The heavy reliance on file extension data and content sniffing for file: documents creates an interesting contrast with the normal handling of Internet-originating resources. On the Web, Content-Type is by and large the authoritative descriptor of document type. File extension information is ignored most of the time, and it is perfectly legal to host a functional JPEG file at a location such as http://fuzzybunnies.com/gotcha.txt. But what happens when this document is downloaded to disk? Well, in such case, the effective meaning of the resource will unexpectedly change: When accessing it over the file: protocol, the browser may insist on rendering it as a text file, based strictly on the extension data.
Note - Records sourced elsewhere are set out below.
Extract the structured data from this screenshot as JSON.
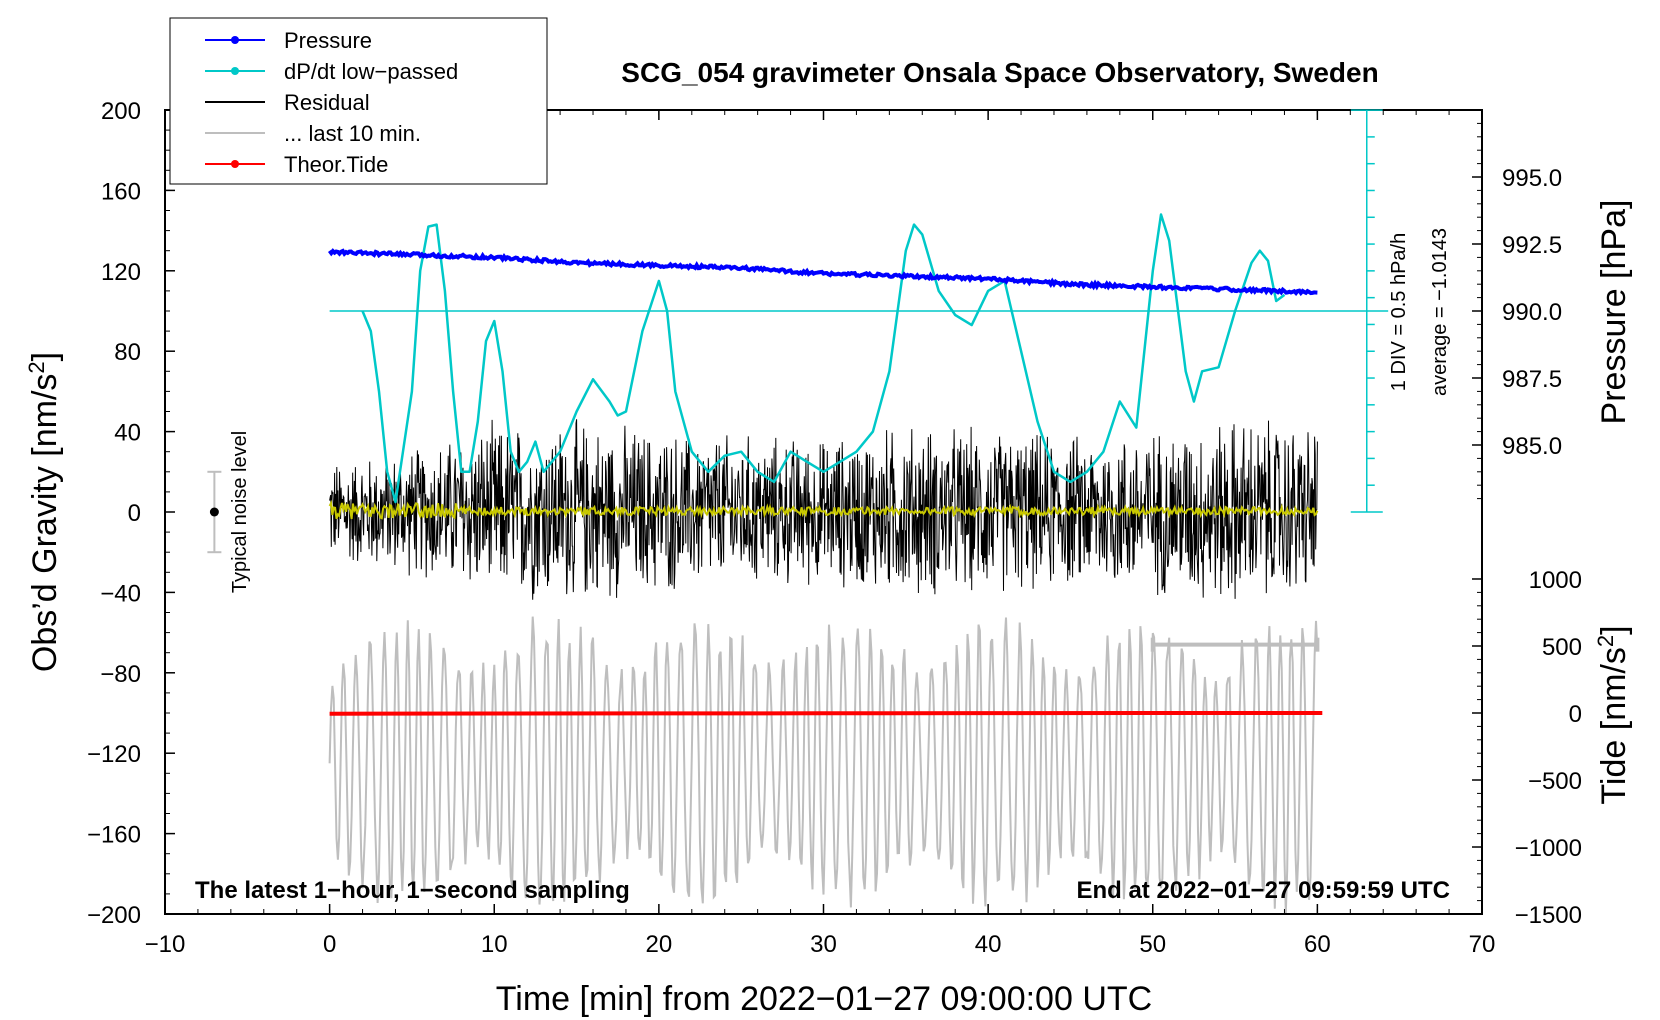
{
  "chart_data": {
    "type": "line",
    "title": "SCG_054 gravimeter Onsala Space Observatory, Sweden",
    "xlabel": "Time [min] from 2022−01−27 09:00:00 UTC",
    "ylabel_left_main": "Obs’d Gravity [nm/s",
    "ylabel_left_sup": "2",
    "ylabel_left_end": "]",
    "ylabel_right_top": "Pressure [hPa]",
    "ylabel_right_bottom_main": "Tide [nm/s",
    "ylabel_right_bottom_sup": "2",
    "ylabel_right_bottom_end": "]",
    "xlim": [
      -10,
      70
    ],
    "ylim": [
      -200,
      200
    ],
    "pressure_lim": [
      982.5,
      997.5
    ],
    "tide_lim": [
      -1500,
      1500
    ],
    "x_ticks": [
      -10,
      0,
      10,
      20,
      30,
      40,
      50,
      60,
      70
    ],
    "x_tick_labels": [
      "−10",
      "0",
      "10",
      "20",
      "30",
      "40",
      "50",
      "60",
      "70"
    ],
    "y_ticks": [
      200,
      160,
      120,
      80,
      40,
      0,
      -40,
      -80,
      -120,
      -160,
      -200
    ],
    "y_tick_labels": [
      "200",
      "160",
      "120",
      "80",
      "40",
      "0",
      "−40",
      "−80",
      "−120",
      "−160",
      "−200"
    ],
    "pressure_ticks": [
      995.0,
      992.5,
      990.0,
      987.5,
      985.0
    ],
    "pressure_tick_labels": [
      "995.0",
      "992.5",
      "990.0",
      "987.5",
      "985.0"
    ],
    "tide_ticks": [
      1000,
      500,
      0,
      -500,
      -1000,
      -1500
    ],
    "tide_tick_labels": [
      "1000",
      "500",
      "0",
      "−500",
      "−1000",
      "−1500"
    ],
    "legend": [
      {
        "label": "Pressure",
        "color": "#0000ff",
        "marker": true
      },
      {
        "label": "dP/dt low−passed",
        "color": "#00c8c8",
        "marker": true
      },
      {
        "label": "Residual",
        "color": "#000000",
        "marker": false
      },
      {
        "label": "... last 10 min.",
        "color": "#bebebe",
        "marker": false
      },
      {
        "label": "Theor.Tide",
        "color": "#ff0000",
        "marker": true
      }
    ],
    "annotations": {
      "bottom_left": "The latest 1−hour, 1−second sampling",
      "bottom_right": "End at 2022−01−27 09:59:59 UTC",
      "noise": "Typical noise level",
      "div_label": "1 DIV = 0.5 hPa/h",
      "average_label": "average = −1.0143"
    },
    "noise_level": {
      "x": -7,
      "center": 0,
      "half_range": 20
    },
    "scale_bar_x": [
      50,
      60
    ],
    "scale_bar_y": -66,
    "dpdt_scale": {
      "x": 63,
      "y_bottom": 0,
      "y_top": 200,
      "tick_step": 13.33
    },
    "dpdt_baseline_y": 100,
    "series": [
      {
        "name": "Pressure",
        "axis": "pressure",
        "color": "#0000ff",
        "x": [
          0,
          5,
          10,
          15,
          20,
          25,
          30,
          35,
          40,
          45,
          50,
          55,
          60
        ],
        "values": [
          992.2,
          992.1,
          992.0,
          991.8,
          991.7,
          991.6,
          991.4,
          991.3,
          991.2,
          991.0,
          990.9,
          990.8,
          990.7
        ]
      },
      {
        "name": "dP/dt low-passed",
        "axis": "gravity",
        "color": "#00c8c8",
        "x": [
          2.0,
          2.5,
          3.0,
          3.5,
          4.0,
          5.0,
          5.5,
          6.0,
          6.5,
          7.0,
          7.5,
          8.0,
          8.5,
          9.0,
          9.5,
          10.0,
          10.5,
          11.0,
          11.5,
          12.0,
          12.5,
          13.0,
          14.0,
          15.0,
          16.0,
          17.0,
          17.5,
          18.0,
          19.0,
          20.0,
          20.5,
          21.0,
          22.0,
          23.0,
          24.0,
          25.0,
          26.0,
          27.0,
          28.0,
          29.0,
          30.0,
          31.0,
          32.0,
          33.0,
          34.0,
          35.0,
          35.5,
          36.0,
          37.0,
          38.0,
          39.0,
          40.0,
          41.0,
          42.0,
          43.0,
          44.0,
          45.0,
          46.0,
          47.0,
          48.0,
          49.0,
          50.0,
          50.5,
          51.0,
          52.0,
          52.5,
          53.0,
          54.0,
          55.0,
          56.0,
          56.5,
          57.0,
          57.5,
          58.0
        ],
        "values": [
          100,
          90,
          60,
          20,
          5,
          60,
          120,
          142,
          143,
          110,
          60,
          20,
          20,
          45,
          85,
          95,
          70,
          30,
          20,
          25,
          35,
          20,
          30,
          50,
          66,
          55,
          48,
          50,
          90,
          115,
          100,
          60,
          30,
          20,
          28,
          30,
          20,
          15,
          30,
          25,
          20,
          25,
          30,
          40,
          70,
          130,
          143,
          138,
          110,
          98,
          93,
          110,
          115,
          80,
          45,
          20,
          15,
          20,
          30,
          55,
          42,
          120,
          148,
          135,
          70,
          55,
          70,
          72,
          100,
          124,
          130,
          125,
          105,
          108
        ]
      },
      {
        "name": "Theor.Tide",
        "axis": "tide",
        "color": "#ff0000",
        "x": [
          0,
          10,
          20,
          30,
          40,
          50,
          60.3
        ],
        "values": [
          -5,
          -4,
          -3,
          -2,
          -1,
          0,
          0
        ]
      }
    ],
    "residual_envelope": {
      "x": [
        0,
        5,
        10,
        15,
        20,
        25,
        30,
        35,
        40,
        45,
        50,
        55,
        60
      ],
      "half_amplitude": [
        28,
        35,
        48,
        50,
        45,
        42,
        40,
        48,
        45,
        42,
        45,
        52,
        48
      ]
    }
  }
}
The example above is fairly harmless, but other content promotion vectors, such as an image becoming an executable, may be more troubling. To that effect, Opera and Internet Explorer will attempt to modify the extension to match the MIME type for a handful of known Content-Type values. Other browsers do not offer this degree of protection, however, and may even be thoroughly confused by the situation they find themselves in. Figure 13-1 captures Firefox in one such embarrassing moment.
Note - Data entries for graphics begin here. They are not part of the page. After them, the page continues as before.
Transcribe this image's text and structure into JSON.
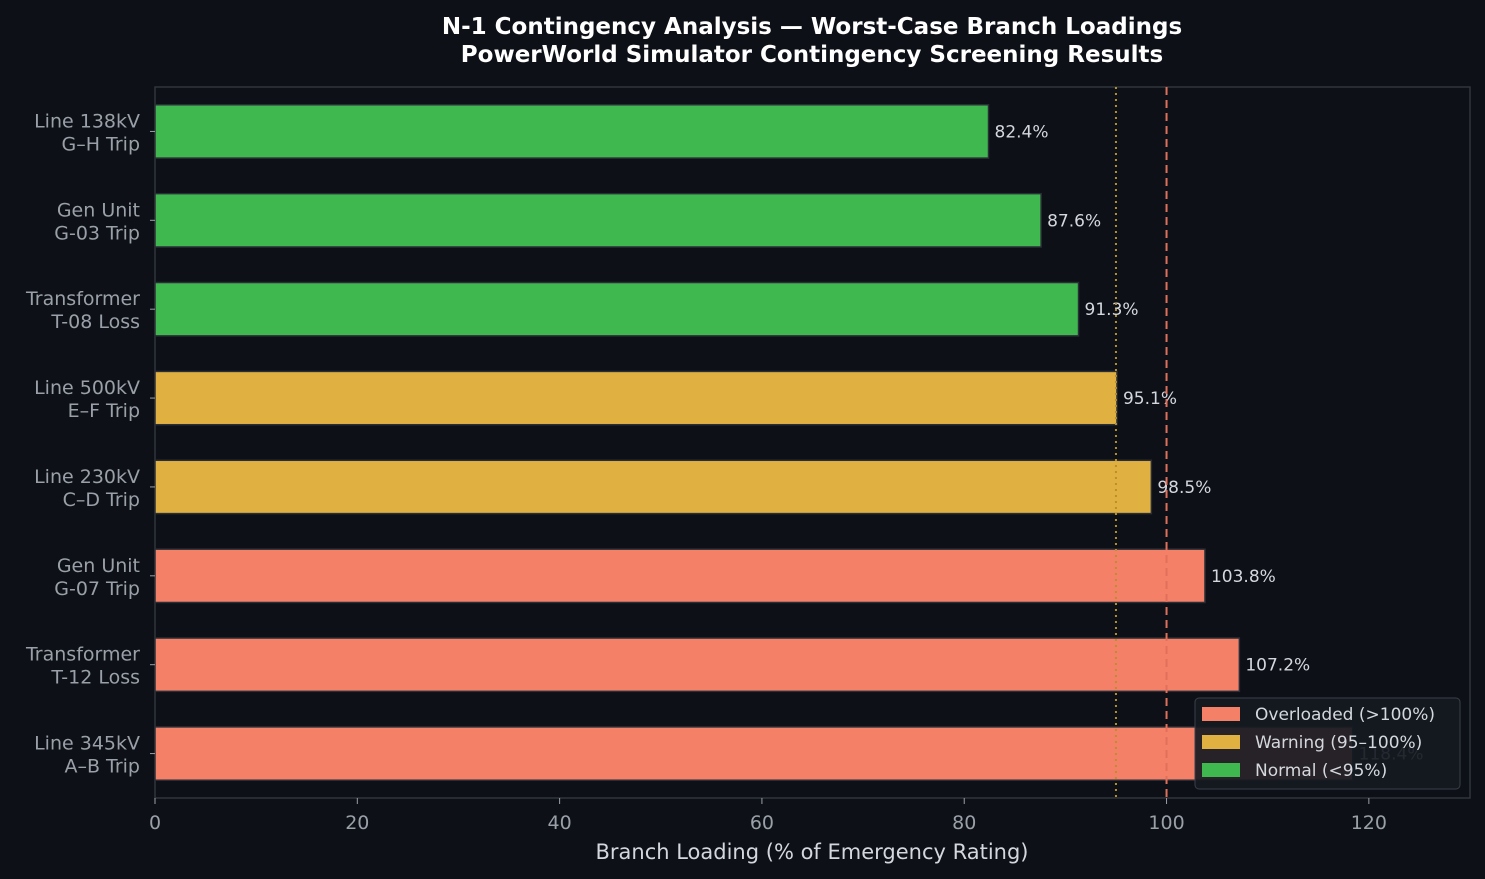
{
  "chart_data": {
    "type": "bar",
    "orientation": "horizontal",
    "title": "N-1 Contingency Analysis — Worst-Case Branch Loadings",
    "subtitle": "PowerWorld Simulator Contingency Screening Results",
    "xlabel": "Branch Loading (% of Emergency Rating)",
    "ylabel": "",
    "xlim": [
      0,
      130
    ],
    "xticks": [
      0,
      20,
      40,
      60,
      80,
      100,
      120
    ],
    "grid": false,
    "legend_position": "bottom-right",
    "reference_lines": [
      {
        "value": 95,
        "style": "dotted",
        "color": "#b8902a"
      },
      {
        "value": 100,
        "style": "dashed",
        "color": "#e0705a"
      }
    ],
    "categories": [
      {
        "line1": "Line 138kV",
        "line2": "G–H Trip"
      },
      {
        "line1": "Gen Unit",
        "line2": "G-03 Trip"
      },
      {
        "line1": "Transformer",
        "line2": "T-08 Loss"
      },
      {
        "line1": "Line 500kV",
        "line2": "E–F Trip"
      },
      {
        "line1": "Line 230kV",
        "line2": "C–D Trip"
      },
      {
        "line1": "Gen Unit",
        "line2": "G-07 Trip"
      },
      {
        "line1": "Transformer",
        "line2": "T-12 Loss"
      },
      {
        "line1": "Line 345kV",
        "line2": "A–B Trip"
      }
    ],
    "values": [
      82.4,
      87.6,
      91.3,
      95.1,
      98.5,
      103.8,
      107.2,
      118.4
    ],
    "value_labels": [
      "82.4%",
      "87.6%",
      "91.3%",
      "95.1%",
      "98.5%",
      "103.8%",
      "107.2%",
      "118.4%"
    ],
    "status": [
      "normal",
      "normal",
      "normal",
      "warning",
      "warning",
      "overloaded",
      "overloaded",
      "overloaded"
    ],
    "colors": {
      "overloaded": "#f58068",
      "warning": "#e0b040",
      "normal": "#40b850",
      "background": "#0d1017",
      "axes_edge": "#30343c"
    },
    "legend": [
      {
        "key": "overloaded",
        "label": "Overloaded (>100%)"
      },
      {
        "key": "warning",
        "label": "Warning (95–100%)"
      },
      {
        "key": "normal",
        "label": "Normal (<95%)"
      }
    ]
  }
}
Figure 13-1. Prompt displayed by Firefox when saving a Content-Type: image/jpeg document served with Content-Disposition: attachment. The “hello.exe” filename is derived by the browser from a nonfunctional PATH_INFO suffix appended by the attacker at the end of the URL. The prompt incorrectly claims that the .exe file is a “JPEG Image.” In fact, when saved to disk, it will be an executable.
This problem underscores the importance of returning an explicit, harmless filename value whenever using a Content-Disposition attachment, to prevent the victim from being tricked into downloading a document format that the site owner never intended to host.
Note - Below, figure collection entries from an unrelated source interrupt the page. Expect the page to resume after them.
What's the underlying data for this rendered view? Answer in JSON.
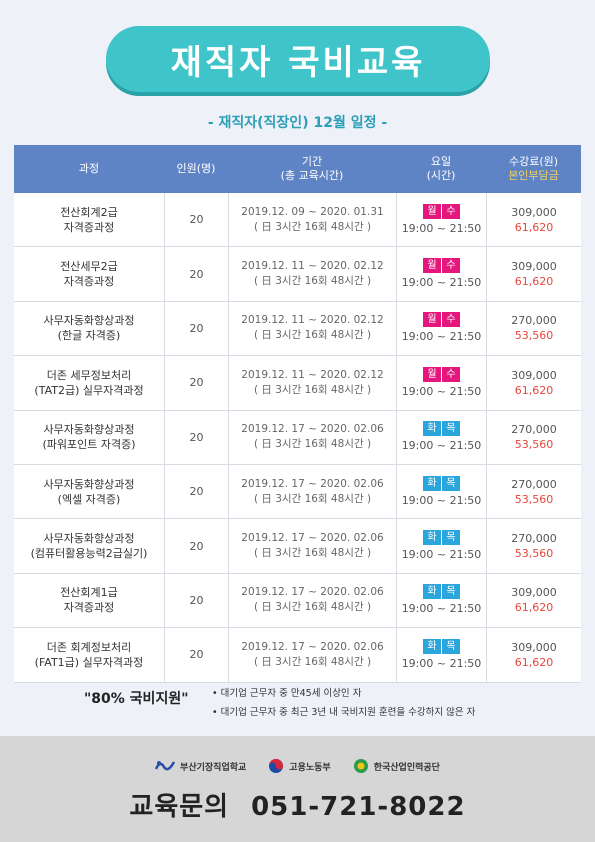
{
  "header": {
    "title": "재직자 국비교육",
    "subtitle": "- 재직자(직장인) 12월 일정 -"
  },
  "table": {
    "headers": {
      "course": "과정",
      "capacity": "인원(명)",
      "period_line1": "기간",
      "period_line2": "(총 교육시간)",
      "day_line1": "요일",
      "day_line2": "(시간)",
      "fee_line1": "수강료(원)",
      "fee_line2": "본인부담금"
    },
    "rows": [
      {
        "course1": "전산회계2급",
        "course2": "자격증과정",
        "capacity": "20",
        "period": "2019.12. 09 ~ 2020. 01.31",
        "hours": "( 日 3시간 16회 48시간 )",
        "day1": "월",
        "day2": "수",
        "time": "19:00 ~ 21:50",
        "fee": "309,000",
        "self": "61,620",
        "color": "#e5177d"
      },
      {
        "course1": "전산세무2급",
        "course2": "자격증과정",
        "capacity": "20",
        "period": "2019.12. 11 ~ 2020. 02.12",
        "hours": "( 日 3시간 16회 48시간 )",
        "day1": "월",
        "day2": "수",
        "time": "19:00 ~ 21:50",
        "fee": "309,000",
        "self": "61,620",
        "color": "#e5177d"
      },
      {
        "course1": "사무자동화향상과정",
        "course2": "(한글 자격증)",
        "capacity": "20",
        "period": "2019.12. 11 ~ 2020. 02.12",
        "hours": "( 日 3시간 16회 48시간 )",
        "day1": "월",
        "day2": "수",
        "time": "19:00 ~ 21:50",
        "fee": "270,000",
        "self": "53,560",
        "color": "#e5177d"
      },
      {
        "course1": "더존 세무정보처리",
        "course2": "(TAT2급) 실무자격과정",
        "capacity": "20",
        "period": "2019.12. 11 ~ 2020. 02.12",
        "hours": "( 日 3시간 16회 48시간 )",
        "day1": "월",
        "day2": "수",
        "time": "19:00 ~ 21:50",
        "fee": "309,000",
        "self": "61,620",
        "color": "#e5177d"
      },
      {
        "course1": "사무자동화향상과정",
        "course2": "(파워포인트 자격증)",
        "capacity": "20",
        "period": "2019.12. 17 ~ 2020. 02.06",
        "hours": "( 日 3시간 16회 48시간 )",
        "day1": "화",
        "day2": "목",
        "time": "19:00 ~ 21:50",
        "fee": "270,000",
        "self": "53,560",
        "color": "#2aa6dd"
      },
      {
        "course1": "사무자동화향상과정",
        "course2": "(엑셀 자격증)",
        "capacity": "20",
        "period": "2019.12. 17 ~ 2020. 02.06",
        "hours": "( 日 3시간 16회 48시간 )",
        "day1": "화",
        "day2": "목",
        "time": "19:00 ~ 21:50",
        "fee": "270,000",
        "self": "53,560",
        "color": "#2aa6dd"
      },
      {
        "course1": "사무자동화향상과정",
        "course2": "(컴퓨터활용능력2급실기)",
        "capacity": "20",
        "period": "2019.12. 17 ~ 2020. 02.06",
        "hours": "( 日 3시간 16회 48시간 )",
        "day1": "화",
        "day2": "목",
        "time": "19:00 ~ 21:50",
        "fee": "270,000",
        "self": "53,560",
        "color": "#2aa6dd"
      },
      {
        "course1": "전산회계1급",
        "course2": "자격증과정",
        "capacity": "20",
        "period": "2019.12. 17 ~ 2020. 02.06",
        "hours": "( 日 3시간 16회 48시간 )",
        "day1": "화",
        "day2": "목",
        "time": "19:00 ~ 21:50",
        "fee": "309,000",
        "self": "61,620",
        "color": "#2aa6dd"
      },
      {
        "course1": "더존 회계정보처리",
        "course2": "(FAT1급) 실무자격과정",
        "capacity": "20",
        "period": "2019.12. 17 ~ 2020. 02.06",
        "hours": "( 日 3시간 16회 48시간 )",
        "day1": "화",
        "day2": "목",
        "time": "19:00 ~ 21:50",
        "fee": "309,000",
        "self": "61,620",
        "color": "#2aa6dd"
      }
    ]
  },
  "support": {
    "label": "\"80% 국비지원\"",
    "note1": "• 대기업 근무자 중 만45세 이상인 자",
    "note2": "• 대기업 근무자 중 최근 3년 내 국비지원 훈련을 수강하지 않은 자"
  },
  "footer": {
    "logo1": "부산기장직업학교",
    "logo2": "고용노동부",
    "logo3": "한국산업인력공단",
    "contact_label": "교육문의",
    "contact_phone": "051-721-8022"
  }
}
Given the complex logic used for file: URLs, the simplicity of ftp: handling may come as a shock. When accessing documents over FTP, most browsers pay no special attention to file extensions and will simply indulge in rampant content sniffing. One exception is Opera, where extension data still takes precedence. From the engineering point of view, the prevalent approach to FTP may seem logical: The protocol can be considered roughly equivalent to HTTP/0.9. Nevertheless, the design also violates the principle of least astonishment. Server owners would not expect that by allowing users to upload .txt documents to an FTP site, they are automatically consenting to host active HTML content within their domain.
[60] In Internet Explorer, this implemented logic differs subtly from a scenario where no Content-Type is present. Instead of always assuming HTML, the browser will scan the first 256 bytes for popular HTML tags and other predefined content signatures. From the security standpoint, however, it’s not a very significant difference.
[61] Naturally, path-based extension matching is essentially worthless for the reasons discussed in the previous section; but in the case of Internet Explorer 6, it gets even worse. In this browser, the extension can appear in the query portion of the URL. Nothing stops the attacker from simply appending ?foo=bar.html to the requested URL, effectively ensuring that this check is always satisfied.
[62] MUA stands for “mail user agent,” that is, a client application used to retrieve, display, and compose mail messages.